On Sunday, the Cincinnati-based company took out a full-page ad in the New York Times declaring its support for equal pay and urging U.S. soccer “to be on the right side of history.” Later, Secret deodorant’s official Twitter account (Secret is manufactured by Procter & Gamble) tweeted that the company will be donating $529,000 to the USWNT, so each team member will get $23,000:

I tend to side-eye companies that throw one-time donations at big systematic problems. It’s not that the USWNT players don’t deserve the cash (they deserve all the cash, and all the champagne), but when a company rakes in about $66 billion a year, $529,000 is a pittance for optics. Plus, Procter & Gamble isn’t even the first company to pledge money the UWSNT—in April, Luna Bar offered every team member $31,250 to help close the gap between the women’s and men’s national teams, and that was even before the team steamrolled its World Cup competition and put the Equal Pay push front and center.

What is noteworthy, though, is that Procter & Gamble (and specifically Secret deodorant) is one of the U.S. Soccer Federation sponsors, and the first of which to call them out on the USWNT vs. USMNT pay gap. So it is, in fact, a good PR move, both for the company and for USWNT’s fight for equal pay push—plus, it lines up Megan Rapinoe’s suggestion on Meet the Press on Sunday that big companies step up and fund gender pay discrepancies in sports.

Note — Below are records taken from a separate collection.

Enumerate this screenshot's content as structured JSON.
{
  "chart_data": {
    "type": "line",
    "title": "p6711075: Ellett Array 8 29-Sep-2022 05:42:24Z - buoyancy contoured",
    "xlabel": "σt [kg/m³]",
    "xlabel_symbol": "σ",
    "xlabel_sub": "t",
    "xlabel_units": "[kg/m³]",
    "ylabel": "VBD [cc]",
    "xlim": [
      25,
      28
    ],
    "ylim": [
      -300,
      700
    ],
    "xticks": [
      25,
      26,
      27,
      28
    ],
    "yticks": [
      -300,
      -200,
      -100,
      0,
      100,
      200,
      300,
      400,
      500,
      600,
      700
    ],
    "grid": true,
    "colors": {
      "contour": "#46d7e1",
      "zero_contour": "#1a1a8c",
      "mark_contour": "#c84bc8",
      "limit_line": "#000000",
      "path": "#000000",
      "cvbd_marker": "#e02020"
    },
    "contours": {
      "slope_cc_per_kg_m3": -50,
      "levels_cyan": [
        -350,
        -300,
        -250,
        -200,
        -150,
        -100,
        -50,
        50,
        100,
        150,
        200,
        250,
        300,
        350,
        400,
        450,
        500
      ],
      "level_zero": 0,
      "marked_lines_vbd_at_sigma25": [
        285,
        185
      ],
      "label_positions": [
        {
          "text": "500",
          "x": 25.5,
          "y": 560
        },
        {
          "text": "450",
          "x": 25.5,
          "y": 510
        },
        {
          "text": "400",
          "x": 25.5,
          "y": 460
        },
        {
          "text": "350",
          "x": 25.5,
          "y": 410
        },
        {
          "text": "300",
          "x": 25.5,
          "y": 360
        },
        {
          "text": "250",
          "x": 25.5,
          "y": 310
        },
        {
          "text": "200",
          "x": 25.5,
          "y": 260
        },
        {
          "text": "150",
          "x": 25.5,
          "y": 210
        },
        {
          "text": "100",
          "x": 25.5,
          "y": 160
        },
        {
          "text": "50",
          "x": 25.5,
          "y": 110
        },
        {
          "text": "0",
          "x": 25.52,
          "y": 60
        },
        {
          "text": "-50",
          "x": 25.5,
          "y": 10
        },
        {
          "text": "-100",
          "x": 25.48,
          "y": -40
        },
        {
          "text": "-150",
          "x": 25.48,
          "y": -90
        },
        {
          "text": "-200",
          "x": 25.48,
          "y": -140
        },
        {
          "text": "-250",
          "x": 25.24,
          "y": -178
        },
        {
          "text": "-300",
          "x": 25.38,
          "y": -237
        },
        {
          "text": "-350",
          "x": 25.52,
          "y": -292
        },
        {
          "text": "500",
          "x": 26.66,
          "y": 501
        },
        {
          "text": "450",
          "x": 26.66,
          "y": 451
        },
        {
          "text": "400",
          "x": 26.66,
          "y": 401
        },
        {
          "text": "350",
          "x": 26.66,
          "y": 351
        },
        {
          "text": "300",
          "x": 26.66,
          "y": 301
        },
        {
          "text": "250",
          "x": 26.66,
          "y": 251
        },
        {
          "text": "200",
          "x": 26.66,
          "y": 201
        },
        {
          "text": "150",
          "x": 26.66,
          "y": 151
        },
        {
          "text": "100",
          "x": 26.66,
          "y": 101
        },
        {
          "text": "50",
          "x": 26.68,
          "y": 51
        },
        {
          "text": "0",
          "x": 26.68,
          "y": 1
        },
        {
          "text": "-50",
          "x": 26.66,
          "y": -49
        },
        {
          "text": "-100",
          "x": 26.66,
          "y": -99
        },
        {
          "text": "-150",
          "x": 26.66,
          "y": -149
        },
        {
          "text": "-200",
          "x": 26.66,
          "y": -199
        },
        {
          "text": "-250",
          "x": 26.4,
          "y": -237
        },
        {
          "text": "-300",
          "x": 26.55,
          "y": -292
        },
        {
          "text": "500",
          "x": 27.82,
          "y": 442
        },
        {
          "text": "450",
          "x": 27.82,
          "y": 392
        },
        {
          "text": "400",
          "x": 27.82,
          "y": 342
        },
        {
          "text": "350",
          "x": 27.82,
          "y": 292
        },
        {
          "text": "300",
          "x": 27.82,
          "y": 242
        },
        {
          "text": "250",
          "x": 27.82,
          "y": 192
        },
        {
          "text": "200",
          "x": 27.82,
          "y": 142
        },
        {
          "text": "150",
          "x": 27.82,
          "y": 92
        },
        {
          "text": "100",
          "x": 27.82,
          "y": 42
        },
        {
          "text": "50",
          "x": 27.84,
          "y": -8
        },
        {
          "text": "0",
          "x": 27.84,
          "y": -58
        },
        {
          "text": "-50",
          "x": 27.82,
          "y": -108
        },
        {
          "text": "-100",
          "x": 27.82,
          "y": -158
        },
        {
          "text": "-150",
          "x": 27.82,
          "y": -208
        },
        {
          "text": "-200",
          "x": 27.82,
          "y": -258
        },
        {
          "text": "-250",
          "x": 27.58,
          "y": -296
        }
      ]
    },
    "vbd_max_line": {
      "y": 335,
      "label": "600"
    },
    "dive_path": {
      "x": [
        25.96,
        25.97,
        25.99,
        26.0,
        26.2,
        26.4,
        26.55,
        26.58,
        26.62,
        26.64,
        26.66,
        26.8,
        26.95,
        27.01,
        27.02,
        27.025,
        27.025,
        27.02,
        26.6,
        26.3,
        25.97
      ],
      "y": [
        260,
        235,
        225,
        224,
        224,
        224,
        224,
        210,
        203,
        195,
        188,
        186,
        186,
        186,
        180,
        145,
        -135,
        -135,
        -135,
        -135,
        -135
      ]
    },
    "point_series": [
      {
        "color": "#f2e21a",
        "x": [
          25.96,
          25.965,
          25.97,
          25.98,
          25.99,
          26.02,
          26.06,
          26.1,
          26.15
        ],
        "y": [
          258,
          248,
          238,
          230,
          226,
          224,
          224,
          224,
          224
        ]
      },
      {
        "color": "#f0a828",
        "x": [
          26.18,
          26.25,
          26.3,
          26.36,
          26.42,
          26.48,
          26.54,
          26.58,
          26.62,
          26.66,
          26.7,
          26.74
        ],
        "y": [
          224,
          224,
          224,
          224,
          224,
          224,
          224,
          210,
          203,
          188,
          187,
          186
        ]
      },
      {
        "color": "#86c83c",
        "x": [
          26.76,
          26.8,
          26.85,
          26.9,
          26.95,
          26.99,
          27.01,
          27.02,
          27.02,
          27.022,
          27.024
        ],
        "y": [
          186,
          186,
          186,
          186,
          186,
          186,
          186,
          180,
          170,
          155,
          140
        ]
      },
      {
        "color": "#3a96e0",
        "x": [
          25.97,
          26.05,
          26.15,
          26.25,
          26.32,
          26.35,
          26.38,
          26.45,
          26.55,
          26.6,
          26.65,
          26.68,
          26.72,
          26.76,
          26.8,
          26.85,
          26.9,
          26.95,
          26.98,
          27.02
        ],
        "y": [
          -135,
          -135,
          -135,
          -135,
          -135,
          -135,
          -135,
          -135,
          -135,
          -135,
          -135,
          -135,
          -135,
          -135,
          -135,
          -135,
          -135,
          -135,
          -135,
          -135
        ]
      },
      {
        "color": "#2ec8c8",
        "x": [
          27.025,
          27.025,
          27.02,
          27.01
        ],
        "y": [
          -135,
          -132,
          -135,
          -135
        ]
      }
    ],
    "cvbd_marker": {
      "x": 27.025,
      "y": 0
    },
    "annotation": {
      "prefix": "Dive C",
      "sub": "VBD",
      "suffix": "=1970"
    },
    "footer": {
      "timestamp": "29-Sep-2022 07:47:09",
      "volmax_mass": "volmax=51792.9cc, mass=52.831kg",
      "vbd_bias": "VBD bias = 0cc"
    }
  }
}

“I think that it is a complicated issue and I think sometimes we get in the weeds about it, can’t see the forest for the trees, when big sponsors can just write the check,” she said. “These are some of the most powerful corporations, not just in sports but in the world and have so much weight that they can throw around. And I think that they just need to get comfortable throwing it around.”